Traffic heading south was kept stable not only by strong Chinese imports, but also steady traffic from local markets in southern Europe. The canal remains vital to the economies of the Mediterranean, and southbound exports volumes from these countries barely changed last year, although in one peculiar anomaly, exports from the Black Sea actually rose by 37 per cent in 2009.
Likewise, exports heading north from the Red Sea ports also rose by 30 per cent last year. The stability of this traffic demonstrates that Suez is more than just a just inter-continental trade route between east and west. For the economies at its mouth on either end it is an essential transit route for basic goods, not simply luxury items prone to wild market fluctuations.
The slump in consumer demand in Europe, coupled with the lower fuel prices and charter rates for vessels means shipping groups have the option of diverting around Africa to reduce costs.
To keep the canal competitive against the longer, but cheaper route, the SCA froze its tolls at the beginning of 2009 and has announced they will remain unchanged throughout this year as well.

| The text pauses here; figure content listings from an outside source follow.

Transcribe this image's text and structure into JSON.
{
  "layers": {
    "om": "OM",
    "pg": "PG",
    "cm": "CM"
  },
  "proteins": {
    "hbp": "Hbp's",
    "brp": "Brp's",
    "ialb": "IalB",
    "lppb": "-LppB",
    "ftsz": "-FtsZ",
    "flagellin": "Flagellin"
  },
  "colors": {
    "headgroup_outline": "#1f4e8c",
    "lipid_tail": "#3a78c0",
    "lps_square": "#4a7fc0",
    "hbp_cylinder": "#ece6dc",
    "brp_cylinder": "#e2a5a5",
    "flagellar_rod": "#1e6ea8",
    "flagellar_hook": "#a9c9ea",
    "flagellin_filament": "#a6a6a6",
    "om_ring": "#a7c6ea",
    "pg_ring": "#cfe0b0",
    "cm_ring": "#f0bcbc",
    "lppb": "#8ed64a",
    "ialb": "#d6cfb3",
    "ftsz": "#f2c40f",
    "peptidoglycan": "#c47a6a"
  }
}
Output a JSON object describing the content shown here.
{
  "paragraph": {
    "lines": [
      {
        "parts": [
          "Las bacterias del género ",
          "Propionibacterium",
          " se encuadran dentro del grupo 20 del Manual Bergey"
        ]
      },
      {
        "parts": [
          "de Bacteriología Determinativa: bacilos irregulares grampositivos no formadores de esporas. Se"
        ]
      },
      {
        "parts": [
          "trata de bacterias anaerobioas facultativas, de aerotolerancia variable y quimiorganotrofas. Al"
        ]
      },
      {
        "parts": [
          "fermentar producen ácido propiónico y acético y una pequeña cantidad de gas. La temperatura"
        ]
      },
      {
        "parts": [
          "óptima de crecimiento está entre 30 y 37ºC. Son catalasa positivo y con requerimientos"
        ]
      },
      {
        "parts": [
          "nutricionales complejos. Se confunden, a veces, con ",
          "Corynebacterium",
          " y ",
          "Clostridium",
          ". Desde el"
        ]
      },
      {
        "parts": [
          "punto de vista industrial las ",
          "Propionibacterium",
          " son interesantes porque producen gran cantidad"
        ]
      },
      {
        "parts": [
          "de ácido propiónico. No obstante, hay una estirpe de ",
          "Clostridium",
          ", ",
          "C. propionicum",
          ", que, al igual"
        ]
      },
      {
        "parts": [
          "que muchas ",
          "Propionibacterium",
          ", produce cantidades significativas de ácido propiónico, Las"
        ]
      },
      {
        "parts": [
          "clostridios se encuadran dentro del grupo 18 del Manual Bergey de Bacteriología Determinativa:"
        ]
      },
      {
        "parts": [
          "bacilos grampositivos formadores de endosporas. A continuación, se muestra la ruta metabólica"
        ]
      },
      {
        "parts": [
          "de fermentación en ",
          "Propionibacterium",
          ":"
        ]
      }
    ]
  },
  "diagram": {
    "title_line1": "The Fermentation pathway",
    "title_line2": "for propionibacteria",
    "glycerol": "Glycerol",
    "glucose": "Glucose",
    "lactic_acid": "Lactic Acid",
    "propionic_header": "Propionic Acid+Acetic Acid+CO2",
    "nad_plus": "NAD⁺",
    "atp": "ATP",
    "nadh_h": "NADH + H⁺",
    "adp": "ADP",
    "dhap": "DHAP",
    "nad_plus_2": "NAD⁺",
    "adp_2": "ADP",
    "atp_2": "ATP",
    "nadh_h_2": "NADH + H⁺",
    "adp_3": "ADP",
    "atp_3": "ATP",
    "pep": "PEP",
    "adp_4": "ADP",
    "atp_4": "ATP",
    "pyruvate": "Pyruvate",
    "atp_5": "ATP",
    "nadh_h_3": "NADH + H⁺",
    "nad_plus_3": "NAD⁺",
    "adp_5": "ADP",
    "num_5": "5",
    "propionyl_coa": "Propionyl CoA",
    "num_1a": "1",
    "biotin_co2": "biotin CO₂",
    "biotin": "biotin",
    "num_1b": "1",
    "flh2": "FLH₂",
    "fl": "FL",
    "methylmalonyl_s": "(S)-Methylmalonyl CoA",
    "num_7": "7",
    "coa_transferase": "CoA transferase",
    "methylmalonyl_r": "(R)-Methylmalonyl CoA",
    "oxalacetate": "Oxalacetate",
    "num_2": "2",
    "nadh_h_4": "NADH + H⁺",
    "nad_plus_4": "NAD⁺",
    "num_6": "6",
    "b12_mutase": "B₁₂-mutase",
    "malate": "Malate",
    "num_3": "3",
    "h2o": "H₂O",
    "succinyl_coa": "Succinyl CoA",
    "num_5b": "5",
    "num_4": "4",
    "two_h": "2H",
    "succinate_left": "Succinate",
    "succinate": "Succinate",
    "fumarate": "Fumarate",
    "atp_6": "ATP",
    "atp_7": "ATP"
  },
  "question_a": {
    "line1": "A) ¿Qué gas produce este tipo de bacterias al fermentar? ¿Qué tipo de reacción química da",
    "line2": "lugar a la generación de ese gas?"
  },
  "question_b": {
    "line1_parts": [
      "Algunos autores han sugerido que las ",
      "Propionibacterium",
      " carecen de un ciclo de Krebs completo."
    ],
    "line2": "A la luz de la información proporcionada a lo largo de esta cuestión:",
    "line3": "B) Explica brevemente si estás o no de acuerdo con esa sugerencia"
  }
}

In addition, the authority operates an individually tailored fee system to encourage ships to use the canal. Any captain able to demonstrate that with his vessel’s cargo, charter rate and fuel consumption it would be cheaper to divert around Africa rather than pay the tolls in Suez, has his charge lowered to a corresponding level.
Suez contributes about 4 per cent of Egypt’s gross domestic product (GDP) and the drop in revenues from the canal has dented the national economy.
Since the SCA is a state-owned body with all revenues flowing directly to the government, it is unknown exactly how these monies are diffused into the economy, but EFG Hermes expects Egypt’s fiscal deficit to deteriorate this year to 8.1 per cent of GDP in June this year, from 6.9 per cent last summer, with the fall in canal revenues a major contributing factor.
“In 2010, we are projecting a small rise from the $4.3bn revenues recorded last year, maybe 5 per cent. This has had a very bad effect on the Egyptian economy,” says El-Menakhly.
First quarter traffic and cargo figures are up 14 per cent on the first three months of 2009, suggesting the worst is certainly past, but the recovery remains tentative. Consumer spending, particularly in Europe, remains weak.
“We are seeing a recovery in trade volumes in Asia, but Europe is still tentative, so trade flows between Asia and Europe are still quite depressed. A lot of the trade we are seeing is still intra-Asian,” says Kitchen.
A return to the peak levels seen in 2008 remains far off, but the Suez Canal will remain a crucial barometer of consumer confidence and the state of the global economy as the world rebuilds after the crisis on the months ahead.